« Je souhaiterais une consultation pour mon enfant qui n’arrive plus à s’endormir depuis qu’il a regardé ce film… il ne veut pas m’en parler… »
Aucune campagne de prévention destinée aux parents, avec ses recommandations de bonnes pratiques éducatives, ne peut prévoir ni empêcher le surgissement d’un tel événement, à nul autre pareil. Ce discours martelé aux parents, que nous pouvons nommer avec Lacan le disque-ourcourant fait l’impasse sur l’inconscient, la complexité d’un corps parlant, avec toute l’épaisseur et l’opacité de ses rêves et fantasmes. Il existe donc un écart majeur entre ce discours et celui de la psychanalyse qui vise précisément le réel, ce sur quoi on se cogne.
Le discours analytique part au contraire d’un point de non-savoir, d’un non-su[2] qu’il y a à lire. L’analyste invite l’enfant à venir parler de cette contingence, cet imprévisible qui l’a affecté, percuté. Il s’agit de prendre au sérieux, c’est-à-dire d’entendre à la lettre[3], ce que l’enfant a à dire de ce qui lui arrive et lui permettre d’en fabriquer sa version pour qu’il s’en fasse responsable, avec le temps qu’il faut.

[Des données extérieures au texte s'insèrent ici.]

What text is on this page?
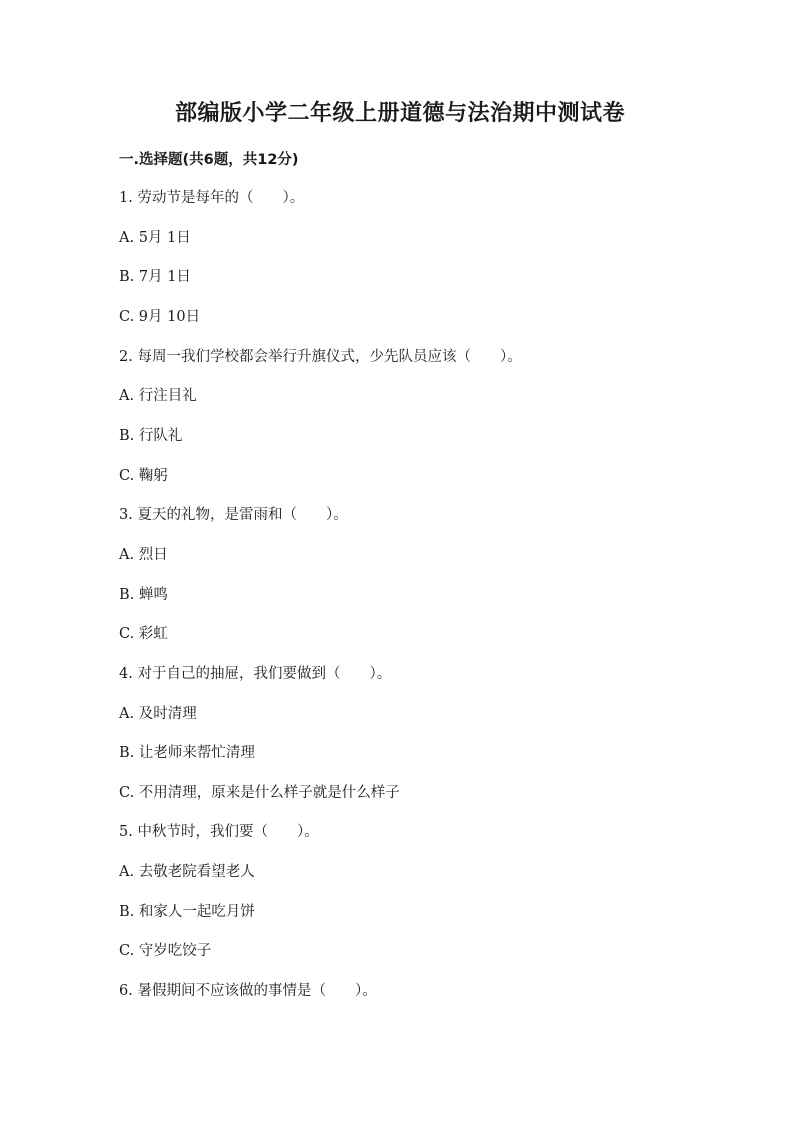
部编版小学二年级上册道德与法治期中测试卷
一.选择题(共6题，共12分)
1. 劳动节是每年的（　　）。
A. 5月 1日
B. 7月 1日
C. 9月 10日
2. 每周一我们学校都会举行升旗仪式，少先队员应该（　　）。
A. 行注目礼
B. 行队礼
C. 鞠躬
3. 夏天的礼物，是雷雨和（　　）。
A. 烈日
B. 蝉鸣
C. 彩虹
4. 对于自己的抽屉，我们要做到（　　）。
A. 及时清理
B. 让老师来帮忙清理
C. 不用清理，原来是什么样子就是什么样子
5. 中秋节时，我们要（　　）。
A. 去敬老院看望老人
B. 和家人一起吃月饼
C. 守岁吃饺子
6. 暑假期间不应该做的事情是（　　）。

Je pense à cette fillette qui ne voulait rien montrer aux autres de ses affects. Elle avait prélevé dans la figure de E.T.[4] un détail « monstrueux » : son cou télescopique. Cette tête érectile devenait une véritable monstration.
Tel autre enfant s’était emparé d’un film de super héros en réponse à l’énigme de sa naissance. Il s’était fabriqué une néo-famille, s’imaginait ainsi « venir d’ailleurs »[5], veillant à ce que cela reste absolument secret.

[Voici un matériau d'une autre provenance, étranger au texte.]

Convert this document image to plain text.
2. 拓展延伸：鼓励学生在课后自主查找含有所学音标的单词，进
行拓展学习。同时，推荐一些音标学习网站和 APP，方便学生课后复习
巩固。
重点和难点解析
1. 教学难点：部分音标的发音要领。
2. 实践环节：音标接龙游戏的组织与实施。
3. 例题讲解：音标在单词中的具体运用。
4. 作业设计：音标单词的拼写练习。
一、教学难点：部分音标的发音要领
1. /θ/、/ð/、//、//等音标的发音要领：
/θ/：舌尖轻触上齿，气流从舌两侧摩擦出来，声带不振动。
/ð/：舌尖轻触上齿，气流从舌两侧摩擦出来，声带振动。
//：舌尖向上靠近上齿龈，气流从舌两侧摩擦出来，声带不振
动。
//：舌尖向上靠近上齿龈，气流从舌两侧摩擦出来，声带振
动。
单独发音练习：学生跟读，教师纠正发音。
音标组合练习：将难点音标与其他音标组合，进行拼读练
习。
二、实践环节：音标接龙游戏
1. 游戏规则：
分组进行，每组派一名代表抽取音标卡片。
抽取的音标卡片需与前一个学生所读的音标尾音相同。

L’enfant fait un usage intime et tout à fait singulier des fictions qu’il rencontre. Avec ce matériau, il construit sa réalité et vérifie que ses parents ne savent pas tout de ce qu’il pense, qu’il n’est pas « transparent » pour eux. Dans la rencontre avec un analyste, cette part d’énigme que le sujet est pour lui-même, peut alors trouver à se mi-dire.
[1] Lacan J., Le Séminaire, livre XX, Encore, texte établi par J.-A. Miller, Paris, Seuil, 1975, p. 34.
[2] Lacan J., « Proposition du 9 octobre 1967 sur le psychanalyste de l’École », Autres écrits, Paris, Seuil, 2001, p. 249 : « Cela n’autorise nullement le psychanalyste à se suffire de savoir qu’il ne sait rien, car ce dont il s’agit, c’est de ce qu’il a à savoir […] le non-su s’ordonne comme le cadre du savoir ».
[3] Lacan J., « L’instance de la lettre dans l’inconscient ou la raison depuis Freud » (1957), Écrits, Paris, Seuil, 1966, p. 510.
[4] Spielberg S., E. T., L’Extra-Terrestre, 1982.
[5] Bonnaud H., L’Inconscient de l’enfant. Du symptôme au désir de savoir, Paris, Navarin / Le Champ freudien, 2013, p. 38.